# WoW für Linux Petition



## Anime-Otaku (6. November 2006)

Dies soll nur ein Aufruf sein. Natürlich ist es sehr fraglich, ob es was bringt, aber nichts tun, bringt am wenigsten.

Man darf nicht vergessen, dass das Spiel auch für Mac verkauft wird. Nur gegen Linux sträubt sich Blizzard. id Software (u.a. quake, RCW) z.B. bietet Portierung nach Linux an.

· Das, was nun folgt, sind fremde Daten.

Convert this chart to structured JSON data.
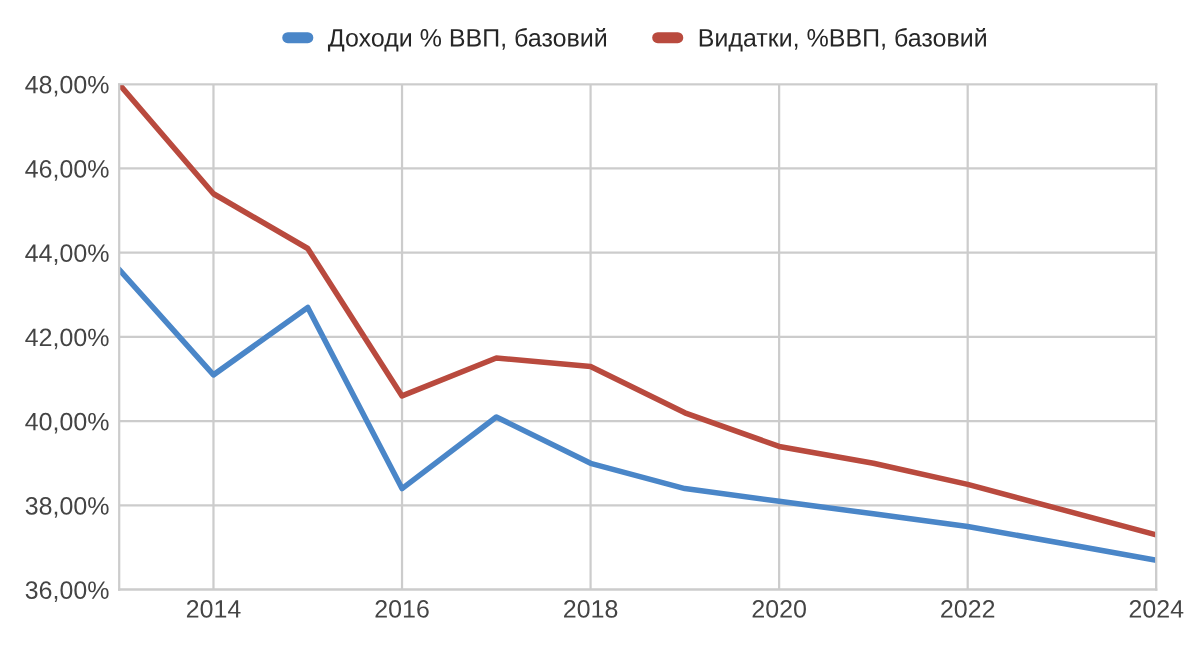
{
  "chart_data": {
    "type": "line",
    "x": [
      2013,
      2014,
      2015,
      2016,
      2017,
      2018,
      2019,
      2020,
      2021,
      2022,
      2023,
      2024
    ],
    "series": [
      {
        "name": "Доходи % ВВП, базовий",
        "color": "#4a86c8",
        "values": [
          43.6,
          41.1,
          42.7,
          38.4,
          40.1,
          39.0,
          38.4,
          38.1,
          37.8,
          37.5,
          37.1,
          36.7
        ]
      },
      {
        "name": "Видатки, %ВВП, базовий",
        "color": "#b94a3e",
        "values": [
          48.0,
          45.4,
          44.1,
          40.6,
          41.5,
          41.3,
          40.2,
          39.4,
          39.0,
          38.5,
          37.9,
          37.3
        ]
      }
    ],
    "xlim": [
      2013,
      2024
    ],
    "xticks": [
      2014,
      2016,
      2018,
      2020,
      2022,
      2024
    ],
    "ylim": [
      36,
      48
    ],
    "yticks": [
      {
        "value": 36,
        "label": "36,00%"
      },
      {
        "value": 38,
        "label": "38,00%"
      },
      {
        "value": 40,
        "label": "40,00%"
      },
      {
        "value": 42,
        "label": "42,00%"
      },
      {
        "value": 44,
        "label": "44,00%"
      },
      {
        "value": 46,
        "label": "46,00%"
      },
      {
        "value": 48,
        "label": "48,00%"
      }
    ],
    "grid": true,
    "legend": "top",
    "marker": "none",
    "line_style": "solid"
  }
}
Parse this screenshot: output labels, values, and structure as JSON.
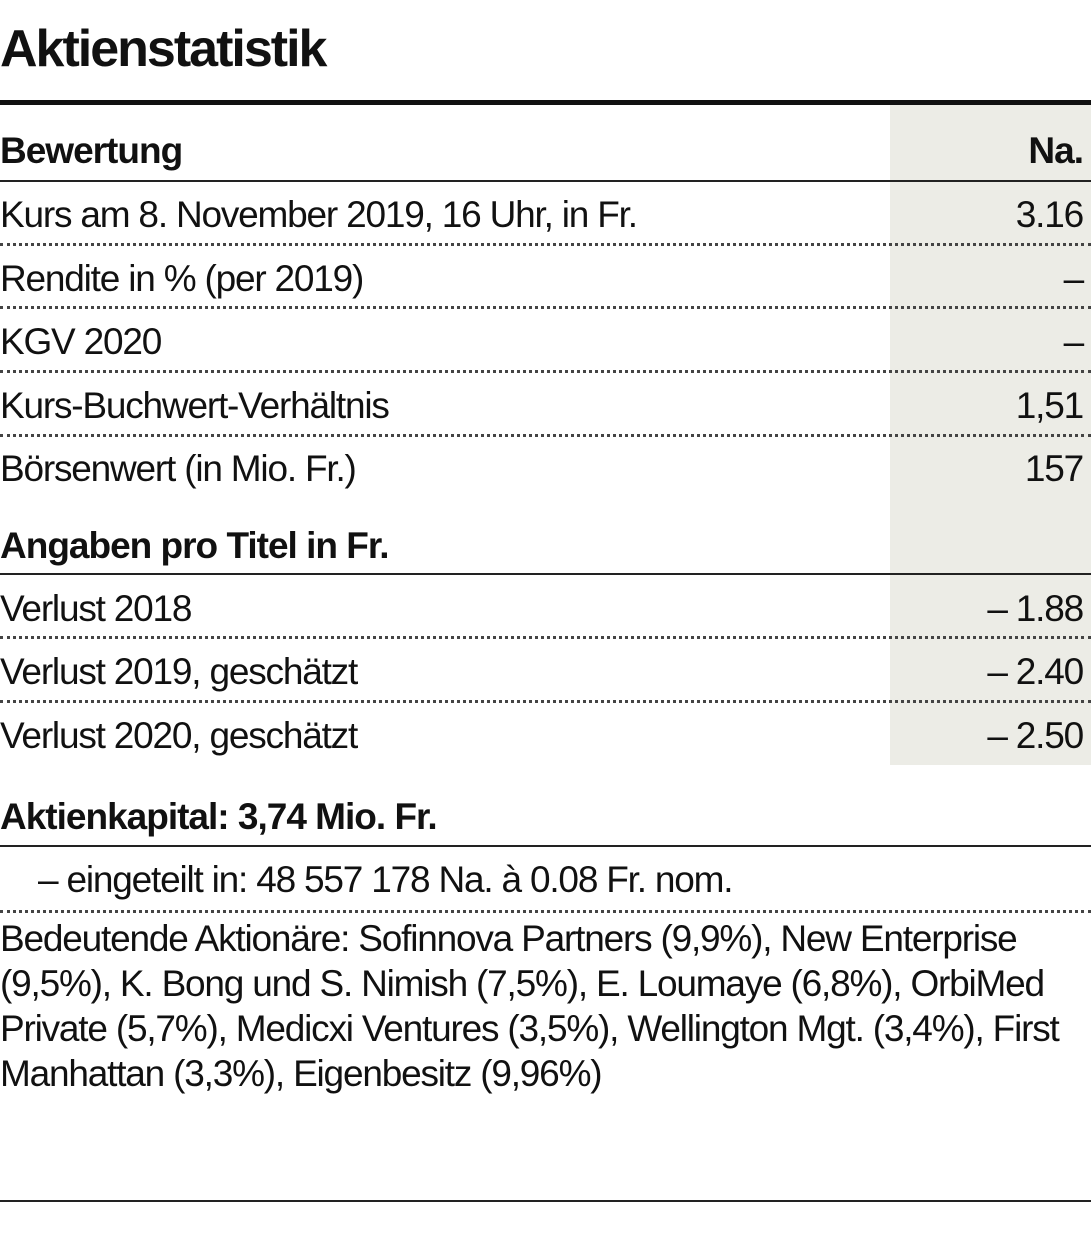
{
  "title": "Aktienstatistik",
  "valuation": {
    "heading": "Bewertung",
    "column": "Na.",
    "rows": [
      {
        "label": "Kurs am 8. November 2019, 16 Uhr, in Fr.",
        "value": "3.16"
      },
      {
        "label": "Rendite in % (per 2019)",
        "value": "–"
      },
      {
        "label": "KGV 2020",
        "value": "–"
      },
      {
        "label": "Kurs-Buchwert-Verhältnis",
        "value": "1,51"
      },
      {
        "label": "Börsenwert (in Mio. Fr.)",
        "value": "157"
      }
    ]
  },
  "per_share": {
    "heading": "Angaben pro Titel in Fr.",
    "rows": [
      {
        "label": "Verlust 2018",
        "value": "– 1.88"
      },
      {
        "label": "Verlust 2019, geschätzt",
        "value": "– 2.40"
      },
      {
        "label": "Verlust 2020, geschätzt",
        "value": "– 2.50"
      }
    ]
  },
  "capital": {
    "heading": "Aktienkapital: 3,74 Mio. Fr.",
    "divided": "– eingeteilt in: 48 557 178 Na. à 0.08 Fr. nom.",
    "shareholders": "Bedeutende Aktionäre: Sofinnova Partners (9,9%), New Enterprise (9,5%), K. Bong und S. Nimish (7,5%), E. Loumaye (6,8%), OrbiMed Private (5,7%), Medicxi Ventures (3,5%), Wellington Mgt. (3,4%), First Manhattan (3,3%), Eigenbesitz (9,96%)"
  },
  "colors": {
    "shade": "#ecece6",
    "text": "#111111"
  }
}
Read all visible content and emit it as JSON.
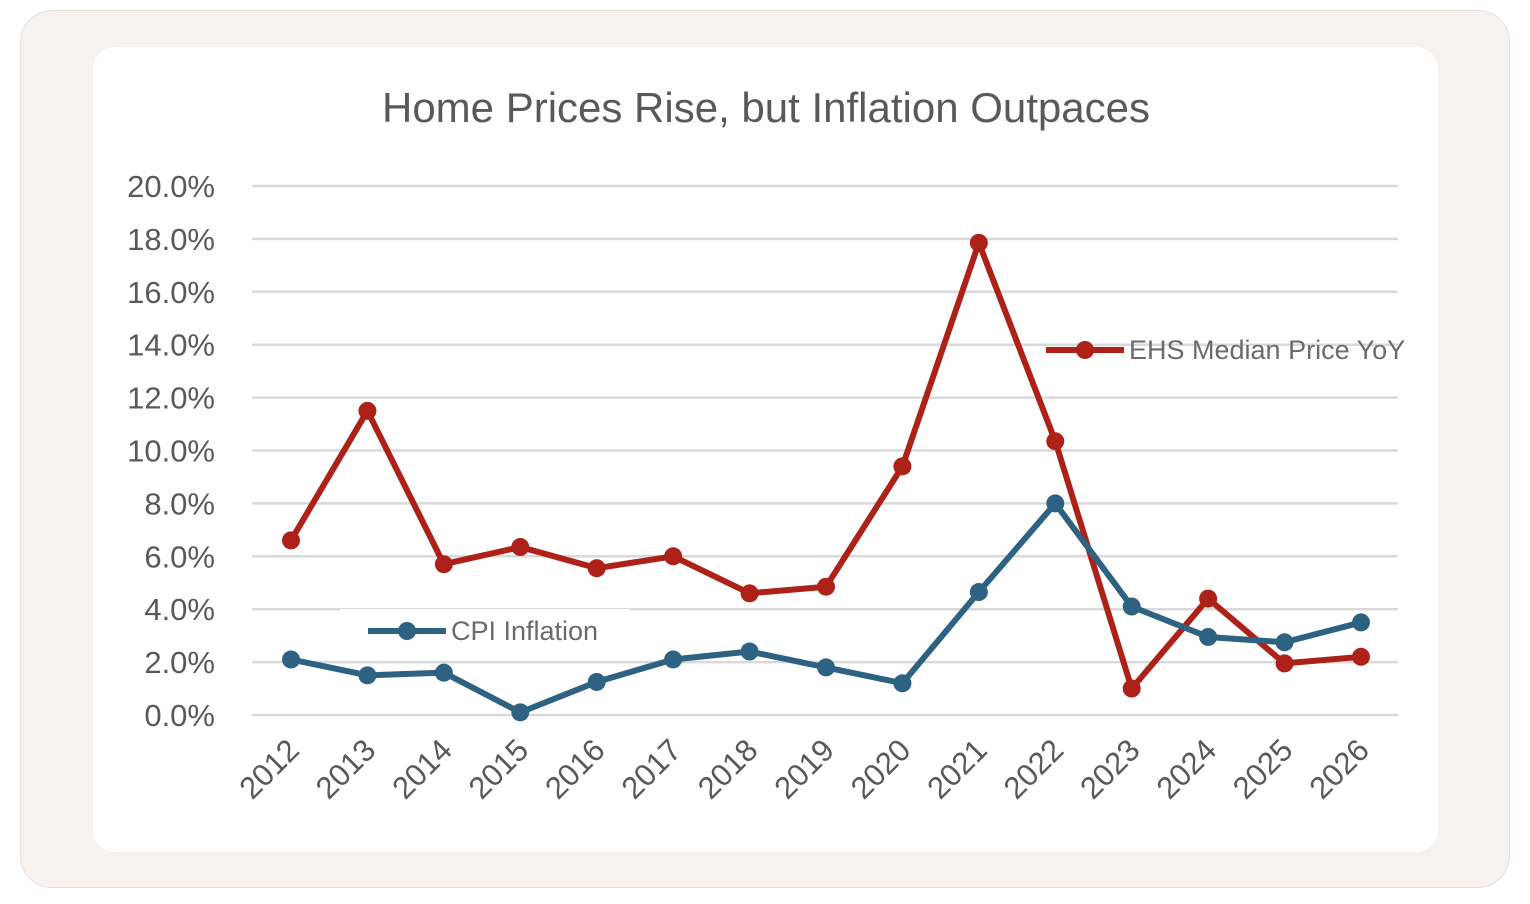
{
  "chart_data": {
    "type": "line",
    "title": "Home Prices Rise, but Inflation Outpaces",
    "xlabel": "",
    "ylabel": "",
    "categories": [
      "2012",
      "2013",
      "2014",
      "2015",
      "2016",
      "2017",
      "2018",
      "2019",
      "2020",
      "2021",
      "2022",
      "2023",
      "2024",
      "2025",
      "2026"
    ],
    "ylim": [
      0,
      20
    ],
    "yticks": [
      "0.0%",
      "2.0%",
      "4.0%",
      "6.0%",
      "8.0%",
      "10.0%",
      "12.0%",
      "14.0%",
      "16.0%",
      "18.0%",
      "20.0%"
    ],
    "grid": true,
    "series": [
      {
        "name": "EHS Median Price YoY",
        "color": "#ad2118",
        "values": [
          6.6,
          11.5,
          5.7,
          6.35,
          5.55,
          6.0,
          4.6,
          4.85,
          9.4,
          17.85,
          10.35,
          1.0,
          4.4,
          1.95,
          2.2
        ]
      },
      {
        "name": "CPI Inflation",
        "color": "#2e6283",
        "values": [
          2.1,
          1.5,
          1.6,
          0.1,
          1.25,
          2.1,
          2.4,
          1.8,
          1.2,
          4.65,
          8.0,
          4.1,
          2.95,
          2.75,
          3.5
        ]
      }
    ],
    "legend_placement": "inline labels"
  }
}
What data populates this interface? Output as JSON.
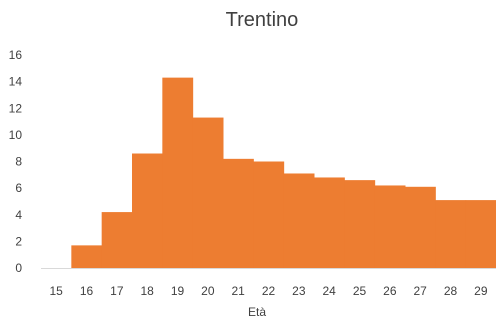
{
  "chart_data": {
    "type": "bar",
    "title": "Trentino",
    "xlabel": "Età",
    "ylabel": "",
    "categories": [
      "15",
      "16",
      "17",
      "18",
      "19",
      "20",
      "21",
      "22",
      "23",
      "24",
      "25",
      "26",
      "27",
      "28",
      "29"
    ],
    "values": [
      0,
      1.7,
      4.2,
      8.6,
      14.3,
      11.3,
      8.2,
      8.0,
      7.1,
      6.8,
      6.6,
      6.2,
      6.1,
      5.1,
      5.1
    ],
    "yticks": [
      "0",
      "2",
      "4",
      "6",
      "8",
      "10",
      "12",
      "14",
      "16"
    ],
    "ylim": [
      0,
      16
    ],
    "grid": false,
    "legend": "none",
    "colors": {
      "bar": "#ed7d31",
      "axis": "#d9d9d9",
      "text": "#404040"
    }
  }
}
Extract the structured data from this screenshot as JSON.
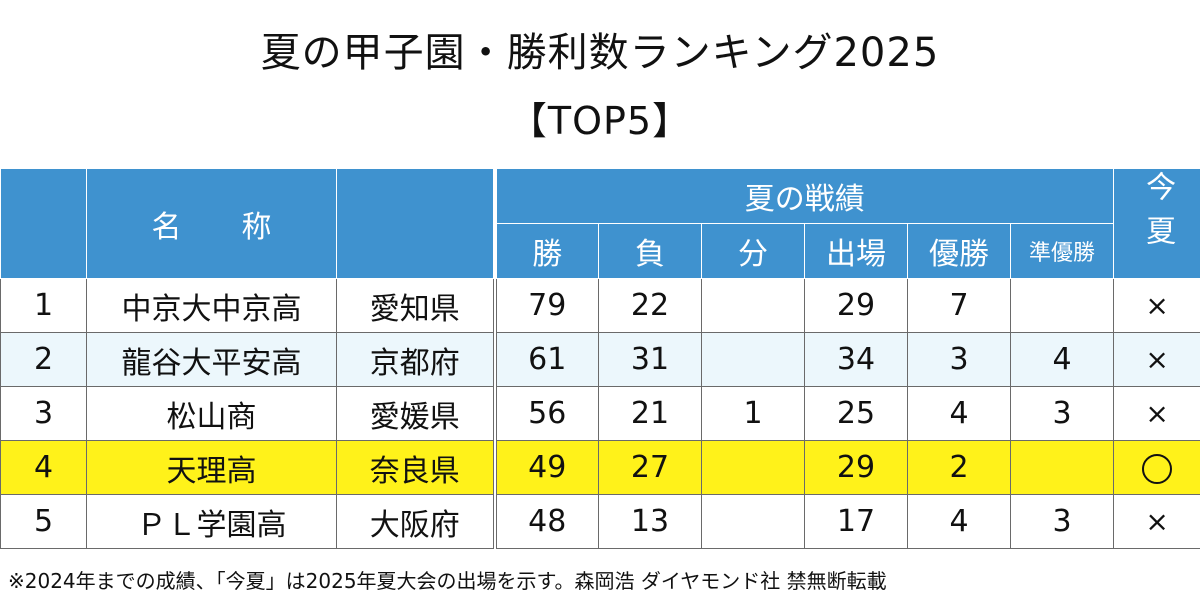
{
  "title": "夏の甲子園・勝利数ランキング2025",
  "subtitle": "【TOP5】",
  "header": {
    "name": "名称",
    "summer_record": "夏の戦績",
    "this_summer": "今夏",
    "cols": [
      "勝",
      "負",
      "分",
      "出場",
      "優勝",
      "準優勝"
    ]
  },
  "rows": [
    {
      "rank": "1",
      "school": "中京大中京高",
      "pref": "愛知県",
      "win": "79",
      "loss": "22",
      "draw": "",
      "appear": "29",
      "champ": "7",
      "runner": "",
      "this_summer": "×"
    },
    {
      "rank": "2",
      "school": "龍谷大平安高",
      "pref": "京都府",
      "win": "61",
      "loss": "31",
      "draw": "",
      "appear": "34",
      "champ": "3",
      "runner": "4",
      "this_summer": "×"
    },
    {
      "rank": "3",
      "school": "松山商",
      "pref": "愛媛県",
      "win": "56",
      "loss": "21",
      "draw": "1",
      "appear": "25",
      "champ": "4",
      "runner": "3",
      "this_summer": "×"
    },
    {
      "rank": "4",
      "school": "天理高",
      "pref": "奈良県",
      "win": "49",
      "loss": "27",
      "draw": "",
      "appear": "29",
      "champ": "2",
      "runner": "",
      "this_summer": "○"
    },
    {
      "rank": "5",
      "school": "ＰＬ学園高",
      "pref": "大阪府",
      "win": "48",
      "loss": "13",
      "draw": "",
      "appear": "17",
      "champ": "4",
      "runner": "3",
      "this_summer": "×"
    }
  ],
  "colors": {
    "header_bg": "#3f92cf",
    "highlight": "#fff21a",
    "stripe": "#ecf7fc"
  },
  "footnote": "※2024年までの成績、「今夏」は2025年夏大会の出場を示す。森岡浩 ダイヤモンド社 禁無断転載"
}
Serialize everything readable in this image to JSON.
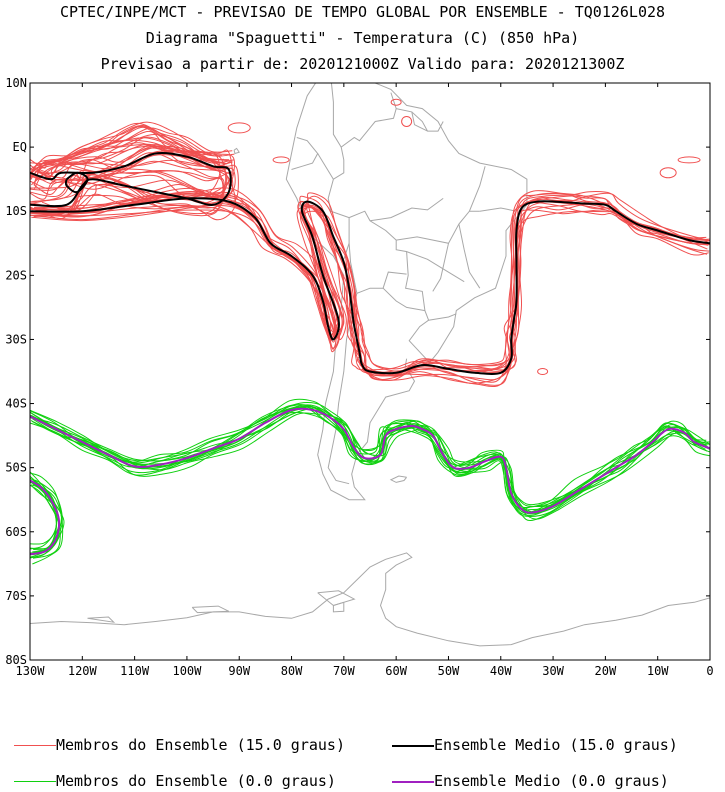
{
  "header": {
    "line1": "CPTEC/INPE/MCT - PREVISAO DE TEMPO GLOBAL POR ENSEMBLE - TQ0126L028",
    "line2": "Diagrama \"Spaguetti\" - Temperatura (C) (850 hPa)",
    "line3": "Previsao a partir de: 2020121000Z  Valido para: 2020121300Z"
  },
  "map": {
    "lon_range": [
      -130,
      0
    ],
    "lat_range": [
      -80,
      10
    ],
    "lat_labels": [
      "10N",
      "EQ",
      "10S",
      "20S",
      "30S",
      "40S",
      "50S",
      "60S",
      "70S",
      "80S"
    ],
    "lon_labels": [
      "130W",
      "120W",
      "110W",
      "100W",
      "90W",
      "80W",
      "70W",
      "60W",
      "50W",
      "40W",
      "30W",
      "20W",
      "10W",
      "0"
    ]
  },
  "legend": {
    "items": [
      {
        "label": "Membros do Ensemble (15.0 graus)",
        "color": "#f05050"
      },
      {
        "label": "Ensemble Medio (15.0 graus)",
        "color": "#000000"
      },
      {
        "label": "Membros do Ensemble (0.0 graus)",
        "color": "#10d010"
      },
      {
        "label": "Ensemble Medio (0.0 graus)",
        "color": "#a020c0"
      }
    ]
  },
  "colors": {
    "coast": "#a8a8a8",
    "member_15": "#f05050",
    "mean_15": "#000000",
    "member_0": "#10d010",
    "mean_0": "#a020c0"
  }
}
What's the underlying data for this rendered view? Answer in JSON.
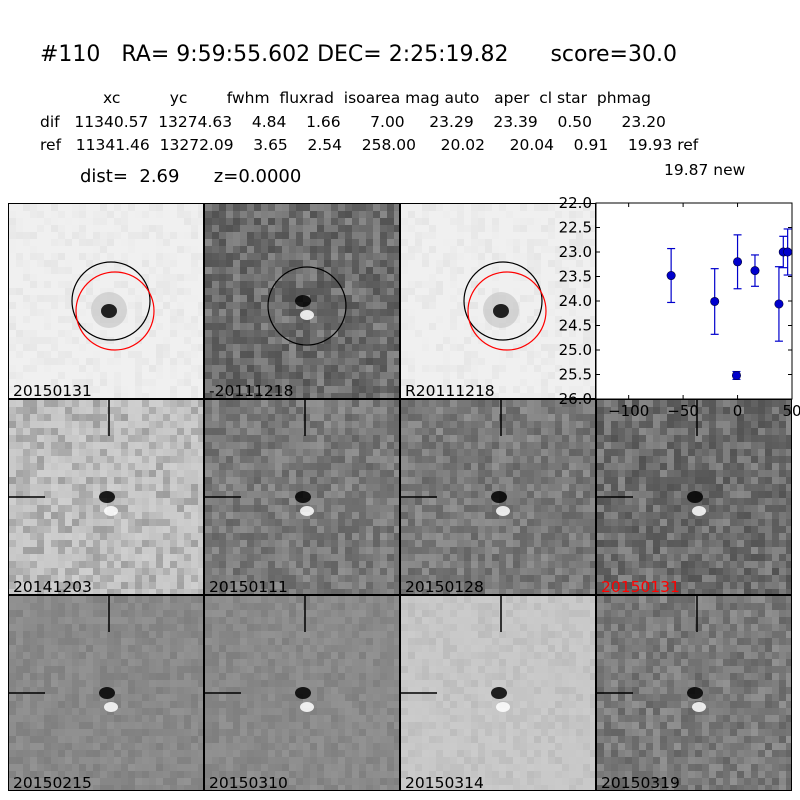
{
  "header": {
    "title": "#110   RA= 9:59:55.602 DEC= 2:25:19.82      score=30.0"
  },
  "stats": {
    "header_row": "xc          yc        fwhm  fluxrad  isoarea mag auto   aper  cl star  phmag",
    "dif_row": "dif   11340.57  13274.63    4.84    1.66      7.00     23.29    23.39    0.50      23.20",
    "ref_row": "ref   11341.46  13272.09    3.65    2.54    258.00     20.02     20.04    0.91    19.93 ref",
    "new_row": "19.87 new",
    "dist_line": "dist=  2.69      z=0.0000"
  },
  "panels": [
    {
      "label": "20150131",
      "style": "light"
    },
    {
      "label": "-20111218",
      "style": "dark"
    },
    {
      "label": "R20111218",
      "style": "light"
    },
    {
      "label": "20141203",
      "style": "noisy"
    },
    {
      "label": "20150111",
      "style": "mid"
    },
    {
      "label": "20150128",
      "style": "mid"
    },
    {
      "label": "20150131",
      "style": "dark",
      "label_color": "#ff0000"
    },
    {
      "label": "20150215",
      "style": "smooth"
    },
    {
      "label": "20150310",
      "style": "smooth"
    },
    {
      "label": "20150314",
      "style": "smooth-light"
    },
    {
      "label": "20150319",
      "style": "mid"
    }
  ],
  "colors": {
    "marker": "#0000cc",
    "circle_ref": "#000000",
    "circle_new": "#ff0000",
    "highlight_label": "#ff0000"
  },
  "chart_data": {
    "type": "scatter",
    "title": "",
    "xlabel": "",
    "ylabel": "",
    "xlim": [
      -130,
      50
    ],
    "ylim": [
      26.0,
      22.0
    ],
    "y_inverted": true,
    "xticks": [
      "−100",
      "−50",
      "0",
      "50"
    ],
    "yticks": [
      "22.0",
      "22.5",
      "23.0",
      "23.5",
      "24.0",
      "24.5",
      "25.0",
      "25.5",
      "26.0"
    ],
    "points": [
      {
        "x": -61,
        "y": 23.48,
        "err": 0.55
      },
      {
        "x": -21,
        "y": 24.01,
        "err": 0.67
      },
      {
        "x": -1,
        "y": 25.52,
        "err": 0.08
      },
      {
        "x": 0,
        "y": 23.2,
        "err": 0.55
      },
      {
        "x": 16,
        "y": 23.38,
        "err": 0.32
      },
      {
        "x": 38,
        "y": 24.06,
        "err": 0.76
      },
      {
        "x": 42,
        "y": 23.0,
        "err": 0.32
      },
      {
        "x": 46,
        "y": 23.0,
        "err": 0.47
      }
    ]
  }
}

http://www.blizzpub.net/petition/

Natürlicher gibt es Möglichkeiten es über wine oder cedega zum Laufen zu bringen, aber entweder ist das nicht gerade leicht oder kostenpflichtig und auf jeden Fall nicht schön oder schnell.

P.S.: Weitersagen


----------



## Radhad (6. November 2006)

Ich als leidenschaftlicher Guild Wars Spieler hab nicht viel für WoW übrig. Aber sollte man das spielen unter Windows belassen? Linux (GNU) erfreut sich zwar großer Beliebtheit aber Portierungen / Anpassungen sind für solche Unternehmen nicht unbedingt wirtschaftlich :/


----------



## Anime-Otaku (6. November 2006)

Darum geht es ja....man muss denen zeigen, dass es eine große Linux Gemeinde gibt,  also somit wirtschafltich ist.

Wenn Blizzard diesen Schritt machen würde, könnten vielleicht andere Firmen folgen.

Die Unwissenheit der Firmen ist auch sehr groß. Ich errinere mich nur an ein Zitat von jemanden, der auf ner Messe war und fragte warum die Programme nicht auch für Linux verfügbar sind. Meistens kamm die Antwort, dass sie dann den Quelltext offen legen müssten, was ja überhaupt nicht stimmt.


----------



## Radhad (6. November 2006)

Da hast du Recht, niemand zwingt seinen Quelltext offen zu legen für eigene Software, außer ich verändere Teile einer Software, die unter der GNU GPL läuft.

Man müsste dann mal hochrechnen, was die Portierung kostet, wie viele User sich das dann kaufen würden (das ist nur ein Teil der Leute, die die Petition unterzeichnen) und davon wird es sicherlich ein paar geben, die das vielleicht nur 6 oder 12 Monate kosten (wodurch die Einnahmen / Monat) geringer sein dürften. Außerdem weiß ich nicht, ob WoW bereits OpenGL unterstützt, denn falls nicht, müsste die Grafikengine ja auch noch überarbeitet werden...


----------



## Anime-Otaku (6. November 2006)

WoW unterstützt OpenGL und DirectX, sonst könnte es ja schließlich nicht unter Mac laufen. 
Ich denke der Portierungsaufwand wäre auch gering und wie auf der Seite zu lesen ist, haben se sogar schon einen Experten, welcher bei der alten Firma Linux/Windows Software entwickelte.

Ich habe halt keine Lust extra für WoW mein Windows zu starten...zu dem könnte ich nebenher auf nem 2.ten X aufm Fernseher noch ein Film anschauen. Was man unter Windows vergessen kann.


----------



## Radhad (6. November 2006)

Mac OS X basiert doch auch auf Unix? Dann wäre der Aufwand ja "überschaubar" und viel von dem Code "Wiederverwertbar" - aber ich bezweifle trotzdem, dass Blizzard da was in der Richtung machen wird, da müssten eher kleinere Unternehmen was tuen, bevor die großen damit beginnen.


----------